Eles são famosos pela violência. Eles são os responsáveis pelo clima de confronto nos domingos de clássico de futebol. Eles também compõem números significativos nas comunidades e periferias, onde desejosos de integração, distinção social e pertencimento, vestem as camisas de seus times e fazem do espaço urbano em dias de jogos, um espaço de confrontos e cantos. Eles quebram carros, ônibus, bancos, placas. Eles, inclusive, se matam. Eles são temidos pela imagem de violência que construíram, são os outros, os torcedores organizados, os indesejados.

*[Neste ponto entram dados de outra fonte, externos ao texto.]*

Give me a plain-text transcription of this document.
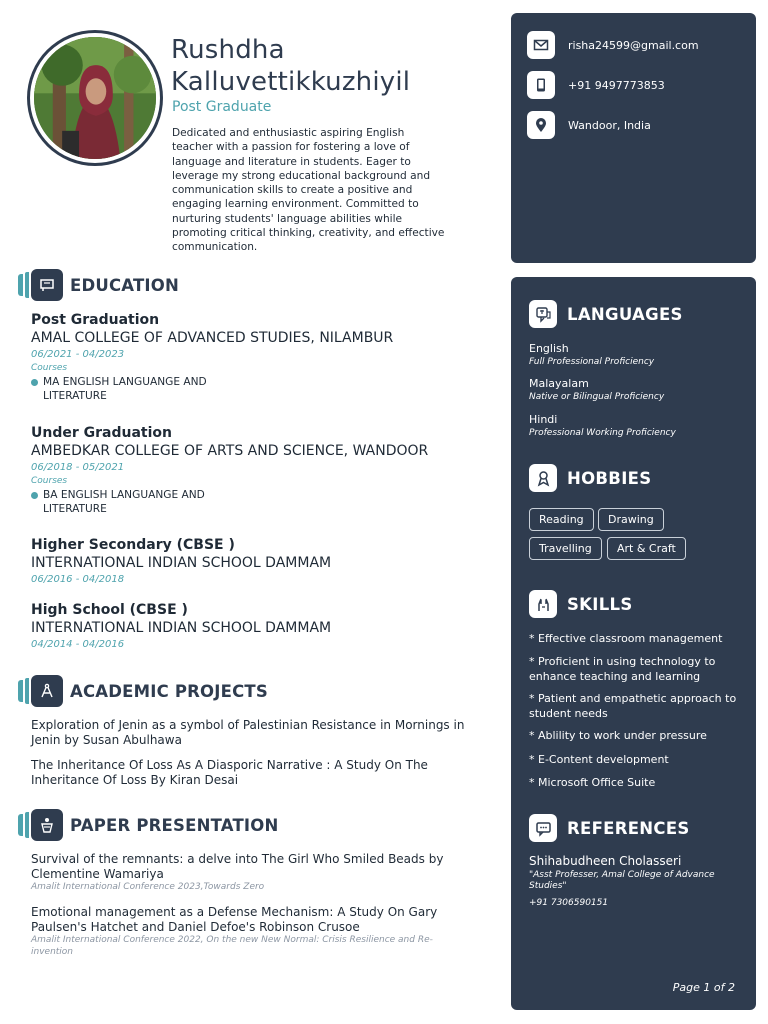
Rushdha
Kalluvettikkuzhiyil
Post Graduate
Dedicated and enthusiastic aspiring English teacher with a passion for fostering a love of language and literature in students. Eager to leverage my strong educational background and communication skills to create a positive and engaging learning environment. Committed to nurturing students' language abilities while promoting critical thinking, creativity, and effective communication.
EDUCATION
Post Graduation
AMAL COLLEGE OF ADVANCED STUDIES, NILAMBUR
06/2021 - 04/2023
Courses
MA ENGLISH LANGUANGE AND LITERATURE
Under Graduation
AMBEDKAR COLLEGE OF ARTS AND SCIENCE, WANDOOR
06/2018 - 05/2021
Courses
BA ENGLISH LANGUANGE AND LITERATURE
Higher Secondary (CBSE )
INTERNATIONAL INDIAN SCHOOL DAMMAM
06/2016 - 04/2018
High School (CBSE )
INTERNATIONAL INDIAN SCHOOL DAMMAM
04/2014 - 04/2016
ACADEMIC PROJECTS
Exploration of Jenin as a symbol of Palestinian Resistance in Mornings in Jenin by Susan Abulhawa
The Inheritance Of Loss As A Diasporic Narrative : A Study On The Inheritance Of Loss By Kiran Desai
PAPER PRESENTATION
Survival of the remnants: a delve into The Girl Who Smiled Beads by Clementine Wamariya
Amalit International Conference 2023,Towards Zero
Emotional management as a Defense Mechanism: A Study On Gary Paulsen's Hatchet and Daniel Defoe's Robinson Crusoe
Amalit International Conference 2022, On the new New Normal: Crisis Resilience and Re-invention
risha24599@gmail.com
+91 9497773853
Wandoor, India
LANGUAGES
English
Full Professional Proficiency
Malayalam
Native or Bilingual Proficiency
Hindi
Professional Working Proficiency
HOBBIES
Reading	Drawing
Travelling	Art & Craft
SKILLS
* Effective classroom management
* Proficient in using technology to enhance teaching and learning
* Patient and empathetic approach to student needs
* Ablility to work under pressure
* E-Content development
* Microsoft Office Suite
REFERENCES
Shihabudheen Cholasseri
"Asst Professer, Amal College of Advance Studies"
+91 7306590151
Page 1 of 2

Mas, qual o motivo de serem indesejados? Perturbam a ordem vigente, escancaram a violência estrutural que marca a nossa sociabilidade, relembram todos os finais de semana que nossas contradições de classe estão abertas, e que o problema da desigualdade, se não confrontado, resulta em invisibilizações e exclusões. São os grupos que lembram a todo momento que a cidade não é espaço de uma classe apenas, que nos finais de semana, no auge de seu divertimento e integração ao consumo, não querem ser lembradas do estado de exceção que é normalizado entre nós. Também escancaram todos os dias que, o projeto conciliatório, que pensava o futebol como o espaço ritual do encontro harmônico das classes, fracassou.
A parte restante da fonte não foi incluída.